Supplemental Security Income (SSI) is notoriously restrictive when it comes to its eligibility criteria. Not only do applicants have to meet a narrow definition of what it means to be “disabled” to qualify, they also have to have extremely limited resources and income.
Unfortunately, the rules surrounding income and resources generally apply to an SSI applicant’s entire household, in one way or another. That has made it very difficult for some disabled people to qualify for the benefits they need – or caused the benefits they do receive to be drastically reduced.
Finally, however, some of the old rules are being changed for the better.
SSA is taking a new approach to some old issues
After Sept. 30, 2024, the Social Security Administration (SSA) will change some rules that may permit people who have been shut out of the program to finally receive benefits and lower income-based penalties and reductions for those who are already on the rolls.
Under the new rules:
- A “public assistance household” will be any household involving at least one SSI applicant or beneficiary and one other member who receives any form of public assistance, such as Section 8 housing, food stamps or Medicaid. This will relieve the burden of many reporting requirements and help more people qualify for SSI.
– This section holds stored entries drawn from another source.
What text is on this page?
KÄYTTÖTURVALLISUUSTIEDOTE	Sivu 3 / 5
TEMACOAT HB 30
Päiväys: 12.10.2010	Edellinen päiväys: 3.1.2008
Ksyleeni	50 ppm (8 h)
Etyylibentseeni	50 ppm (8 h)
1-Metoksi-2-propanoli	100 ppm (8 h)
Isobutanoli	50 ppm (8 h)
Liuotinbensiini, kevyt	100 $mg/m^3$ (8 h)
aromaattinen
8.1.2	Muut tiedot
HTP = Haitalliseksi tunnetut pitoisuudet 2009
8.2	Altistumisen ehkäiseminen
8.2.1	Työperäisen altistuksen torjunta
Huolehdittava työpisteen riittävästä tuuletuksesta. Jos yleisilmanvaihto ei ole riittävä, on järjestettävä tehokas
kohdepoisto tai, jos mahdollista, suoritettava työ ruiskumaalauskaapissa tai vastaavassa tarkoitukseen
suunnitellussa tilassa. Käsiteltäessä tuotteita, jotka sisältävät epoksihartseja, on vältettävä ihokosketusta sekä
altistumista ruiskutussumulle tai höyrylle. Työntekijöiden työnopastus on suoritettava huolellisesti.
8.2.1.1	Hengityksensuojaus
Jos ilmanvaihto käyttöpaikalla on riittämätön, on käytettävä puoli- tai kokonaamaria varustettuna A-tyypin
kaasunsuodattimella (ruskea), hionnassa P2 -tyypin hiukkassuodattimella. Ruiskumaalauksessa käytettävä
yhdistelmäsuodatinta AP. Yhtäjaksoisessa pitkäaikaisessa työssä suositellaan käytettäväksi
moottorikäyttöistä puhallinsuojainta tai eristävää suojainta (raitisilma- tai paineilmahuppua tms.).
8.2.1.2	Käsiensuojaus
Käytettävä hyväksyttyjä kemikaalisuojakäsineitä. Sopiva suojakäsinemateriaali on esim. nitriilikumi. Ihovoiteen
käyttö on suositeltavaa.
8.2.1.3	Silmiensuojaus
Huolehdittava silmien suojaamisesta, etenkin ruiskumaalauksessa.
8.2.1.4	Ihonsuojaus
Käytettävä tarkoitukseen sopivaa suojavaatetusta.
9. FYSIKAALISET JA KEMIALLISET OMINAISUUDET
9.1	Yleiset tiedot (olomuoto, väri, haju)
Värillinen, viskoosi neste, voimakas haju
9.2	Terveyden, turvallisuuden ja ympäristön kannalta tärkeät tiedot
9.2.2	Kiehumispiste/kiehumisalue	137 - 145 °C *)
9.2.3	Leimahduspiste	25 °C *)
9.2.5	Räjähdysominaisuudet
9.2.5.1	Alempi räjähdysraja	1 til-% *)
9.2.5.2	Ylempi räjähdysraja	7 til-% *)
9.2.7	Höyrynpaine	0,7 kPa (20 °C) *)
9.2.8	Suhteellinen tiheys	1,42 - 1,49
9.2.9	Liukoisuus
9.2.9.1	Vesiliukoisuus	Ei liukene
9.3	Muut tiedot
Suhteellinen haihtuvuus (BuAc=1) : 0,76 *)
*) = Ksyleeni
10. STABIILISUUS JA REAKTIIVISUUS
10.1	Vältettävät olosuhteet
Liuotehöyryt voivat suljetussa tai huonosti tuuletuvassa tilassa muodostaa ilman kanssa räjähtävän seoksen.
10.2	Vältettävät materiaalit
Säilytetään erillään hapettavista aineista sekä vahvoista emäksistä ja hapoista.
- The rules surrounding “rental subsidies,” will be loosened. That means that if an SSI applicant or beneficiary pays a reduced rent or gets rental help outside of public assistance (such as through family), it is less likely to bite into their benefit check.
- SSA will no longer penalize beneficiaries for food assistance that they obtain from private parties (as opposed to public assistance, such as SNAP). Currently, the value of that food is treated as “income” to the beneficiary, and can cause their benefits to be reduced.
This is good news for many – although more needs to be done to revamp the system. If you’re struggling to qualify for SSI benefits, it may be time to take another look at the options. Legal guidance is wise.